Presidente do Conselho decide até 2ª se aceita pedido de cassação de Jucá

Redação Folha Vitória

Brasília - O presidente do Conselho de Ética do Senado, João Alberto Souza (PMDB-MA), recebeu em mãos nessa terça-feira, 31, o pedido de cassação do senador Romero Jucá (PMDB-RR). Ele informou ao jornal O Estado de S. Paulo que tem até segunda-feira, da próxima semana, dia 6 de junho, para decidir se acolhe ou rejeita o pedido.

Como de costume, e como foi feito no processo do ex-senador Delcídio Amaral, João Alberto enviou hoje a matéria para a advocacia do Senado, a quem pediu um parecer prévio.

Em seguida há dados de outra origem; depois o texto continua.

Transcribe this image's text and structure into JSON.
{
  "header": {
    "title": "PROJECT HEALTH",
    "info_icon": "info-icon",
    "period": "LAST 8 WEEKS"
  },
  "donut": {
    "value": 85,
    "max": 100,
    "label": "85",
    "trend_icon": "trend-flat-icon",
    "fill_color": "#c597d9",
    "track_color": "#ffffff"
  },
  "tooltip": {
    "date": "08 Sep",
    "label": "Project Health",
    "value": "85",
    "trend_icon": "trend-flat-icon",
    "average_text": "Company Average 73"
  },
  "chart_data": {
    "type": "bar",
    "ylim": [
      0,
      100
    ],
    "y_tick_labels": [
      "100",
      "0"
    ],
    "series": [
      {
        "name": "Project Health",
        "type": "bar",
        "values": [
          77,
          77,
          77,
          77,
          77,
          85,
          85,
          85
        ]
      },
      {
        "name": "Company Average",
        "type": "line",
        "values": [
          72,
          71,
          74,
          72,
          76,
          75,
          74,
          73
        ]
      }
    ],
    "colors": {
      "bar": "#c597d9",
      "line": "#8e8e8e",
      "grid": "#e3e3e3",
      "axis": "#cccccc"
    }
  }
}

De acordo com o senador, ele tem até cinco dias úteis para tomar uma decisão.

Segundo o Código de Ética do Senado, representações contra senadores precisam ser avaliadas inicialmente pelo presidente da comissão, que tem a prerrogativa de aceitar ou rejeitar o pedido. Caso seja aceito, inicia-se um processo no Conselho de Ética com o sorteio de um relator. Caso seja rejeitado, cabe recurso ao plenário do colegiado.

A representação contra o Romero Jucá foi feita pelo PDT na semana passada, protocolada pelo senador Telmário Mota (PDT-RR), rival local do peemedebista. O argumento é a quebra de decoro com a revelação de diálogos entre Jucá e o ex-presidente da Transpetro Sérgio Machado em que o peemedebista defende que é necessário "trocar o governo" para "estancar a Lava Jato".

Jucá é um dos principais articuladores do impeachment da presidente afastada Dilma Rousseff e considerado o homem forte do presidente em exercício Michel Temer. Após a divulgação dos diálogos, que iniciou a primeira crise do novo governo, Jucá foi exonerado do cargo de ministro do Planejamento.